More than $900K Recovered in Ohio Health Care Claim Reviews in 2009

January 11, 2011

Ohioans saved more than $900,000 in 2009 from health care claim denial appeals, the Ohio Department of Insurance announced.

The department produces an annual report on results under the Ohio Patient Protection Act. Since the enactment of the Act in 1999, 3,974 cases have been reviewed by the department or Independent Review Organizations (IROs), recovering more than $9.9 million in previously denied health care services for Ohio consumers.

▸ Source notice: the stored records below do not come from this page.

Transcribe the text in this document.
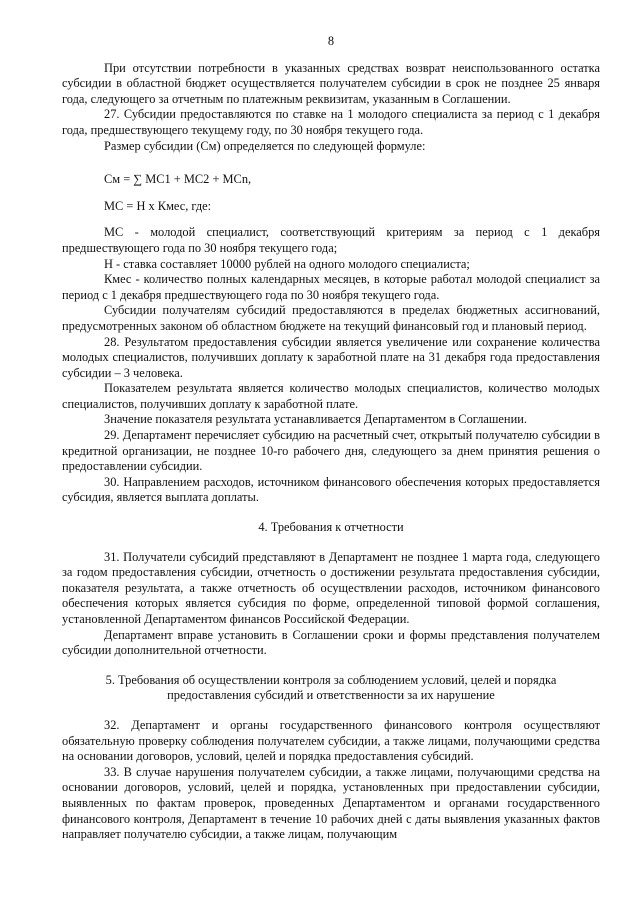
8

При отсутствии потребности в указанных средствах возврат неиспользованного остатка субсидии в областной бюджет осуществляется получателем субсидии в срок не позднее 25 января года, следующего за отчетным по платежным реквизитам, указанным в Соглашении.

27. Субсидии предоставляются по ставке на 1 молодого специалиста за период с 1 декабря года, предшествующего текущему году, по 30 ноября текущего года.

Размер субсидии (См) определяется по следующей формуле:

См = ∑ МС1 + МС2 + МСn,

МС = Н х Кмес, где:

МС - молодой специалист, соответствующий критериям за период с 1 декабря предшествующего года по 30 ноября текущего года;

Н - ставка составляет 10000 рублей на одного молодого специалиста;

Кмес - количество полных календарных месяцев, в которые работал молодой специалист за период с 1 декабря предшествующего года по 30 ноября текущего года.

Субсидии получателям субсидий предоставляются в пределах бюджетных ассигнований, предусмотренных законом об областном бюджете на текущий финансовый год и плановый период.

28. Результатом предоставления субсидии является увеличение или сохранение количества молодых специалистов, получивших доплату к заработной плате на 31 декабря года предоставления субсидии – 3 человека.

Показателем результата является количество молодых специалистов, количество молодых специалистов, получивших доплату к заработной плате.

Значение показателя результата устанавливается Департаментом в Соглашении.

29. Департамент перечисляет субсидию на расчетный счет, открытый получателю субсидии в кредитной организации, не позднее 10-го рабочего дня, следующего за днем принятия решения о предоставлении субсидии.

30. Направлением расходов, источником финансового обеспечения которых предоставляется субсидия, является выплата доплаты.

4. Требования к отчетности

31. Получатели субсидий представляют в Департамент не позднее 1 марта года, следующего за годом предоставления субсидии, отчетность о достижении результата предоставления субсидии, показателя результата, а также отчетность об осуществлении расходов, источником финансового обеспечения которых является субсидия по форме, определенной типовой формой соглашения, установленной Департаментом финансов Российской Федерации.

Департамент вправе установить в Соглашении сроки и формы представления получателем субсидии дополнительной отчетности.

5. Требования об осуществлении контроля за соблюдением условий, целей и порядка

предоставления субсидий и ответственности за их нарушение

32. Департамент и органы государственного финансового контроля осуществляют обязательную проверку соблюдения получателем субсидии, а также лицами, получающими средства на основании договоров, условий, целей и порядка предоставления субсидий.

33. В случае нарушения получателем субсидии, а также лицами, получающими средства на основании договоров, условий, целей и порядка, установленных при предоставлении субсидии, выявленных по фактам проверок, проведенных Департаментом и органами государственного финансового контроля, Департамент в течение 10 рабочих дней с даты выявления указанных фактов направляет получателю субсидии, а также лицам, получающим
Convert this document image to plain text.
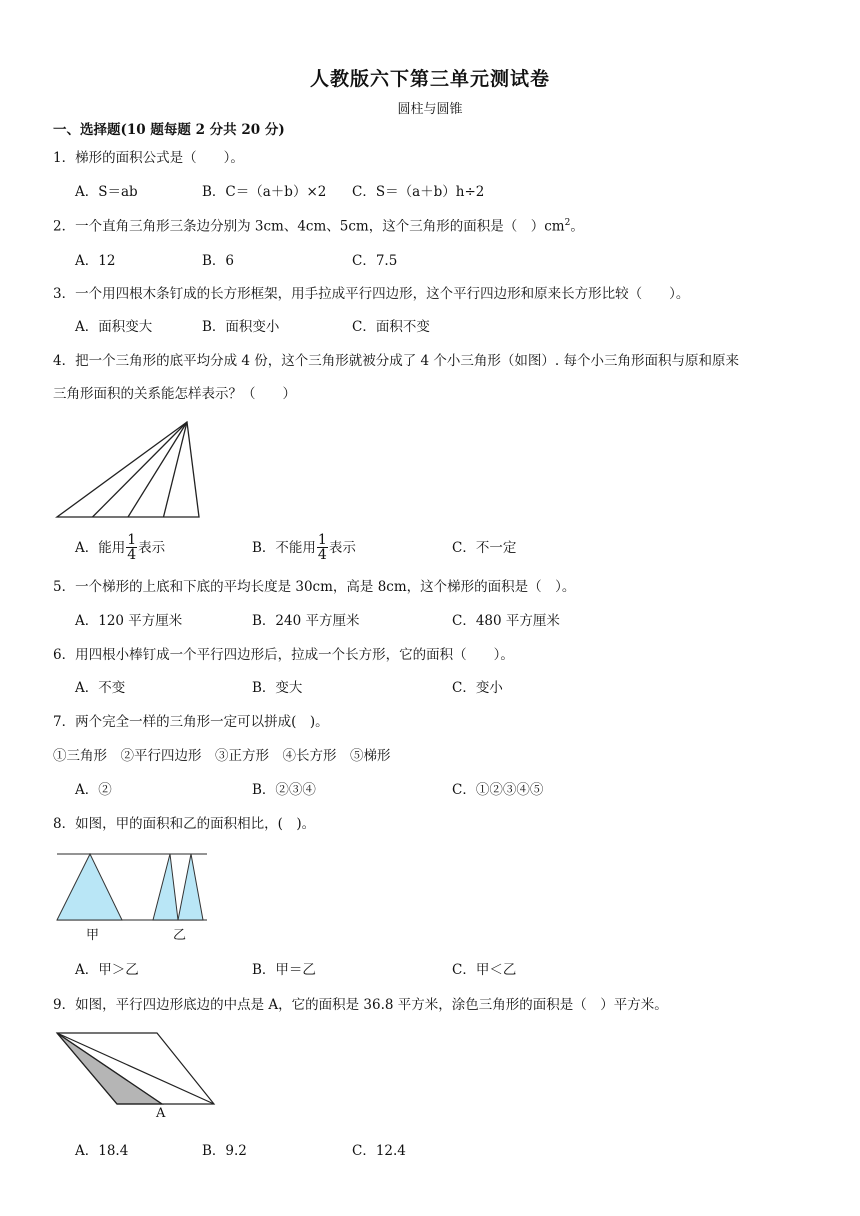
人教版六下第三单元测试卷
圆柱与圆锥
一、选择题(10 题每题 2 分共 20 分)
1．梯形的面积公式是（　　）。
A．S＝ab	B．C＝（a＋b）×2 C．S＝（a＋b）h÷2
2．一个直角三角形三条边分别为 3cm、4cm、5cm，这个三角形的面积是（　）$cm^2$。
A．12	B．6	C．7.5
3．一个用四根木条钉成的长方形框架，用手拉成平行四边形，这个平行四边形和原来长方形比较（　　）。
A．面积变大	B．面积变小	C．面积不变
4．把一个三角形的底平均分成 4 份，这个三角形就被分成了 4 个小三角形（如图）. 每个小三角形面积与原和原来
三角形面积的关系能怎样表示？（　　）
A．能用 $\frac{1}{4}$ 表示	B．不能用 $\frac{1}{4}$ 表示	C．不一定
5．一个梯形的上底和下底的平均长度是 30cm，高是 8cm，这个梯形的面积是（　）。
A．120 平方厘米	B．240 平方厘米	C．480 平方厘米
6．用四根小棒钉成一个平行四边形后，拉成一个长方形，它的面积（　　）。
A．不变	B．变大	C．变小
7．两个完全一样的三角形一定可以拼成(　)。
①三角形　②平行四边形　③正方形　④长方形　⑤梯形
A．②	B．②③④	C．①②③④⑤
8．如图，甲的面积和乙的面积相比，(　)。
甲	乙
A．甲＞乙	B．甲＝乙	C．甲＜乙
9．如图，平行四边形底边的中点是 A，它的面积是 36.8 平方米，涂色三角形的面积是（　）平方米。
A
A．18.4	B．9.2	C．12.4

The Act provides Ohioans with the opportunity to request an independent, external review for denial, reduction, or termination by their health insurer of certain health care services. Based on the reason for denial, the Act requires health insurers to provide for an external review by an accredited IRO or allow an affected consumer to request a contractual review by the Ohio Department of Insurance.

Health plan members, or a health care provider on behalf of the plan member, may request IRO review of health care services exceeding $500 where the denial is based on medical necessity or a determination that the service is experimental or investigative. All appeals must first go through a health insurer’s internal appeal process.

In 2009, 155 cases, involving benefit determinations of more than $2.2 million were submitted for IRO review. Of those cases, 38 percent were reversed by the IRO saving Ohio consumers more than $895,000.

The highest proportion of reviews were for surgery, oncology, psychiatry and chiropractic. A total of 139 cases were submitted to the department for contractual review, with 25 of those cases resulting in reversals savings Ohioans more than $31,000. A total of $26,497 was paid based on cases referred by the department for IRO review. The top reason for contractual review was for dental services.

Decisions by the IRO in favor of the consumer are binding on the insurer, while consumers retain the right to file private lawsuits even if the IRO decision is not in their favor. Consumers do not bear the cost of an external or contractual review. Under the statute, the review must be completed in 30 days, and expedited reviews involving serious health issues must be completed within seven days.

The Ohio Department of Insurance has created an on-line toolkit on its web site at http://insurance.ohio.gov/Consumer/Pages/IROInfo.aspx to help consumers and medical providers understand the health coverage claim denial appeal process and to make an external appeal after their insurer’s internal appeal process has been exhausted.

The Ohio Patient Protection Act report is available on the Department’s Web site at www.insurance.ohio.gov.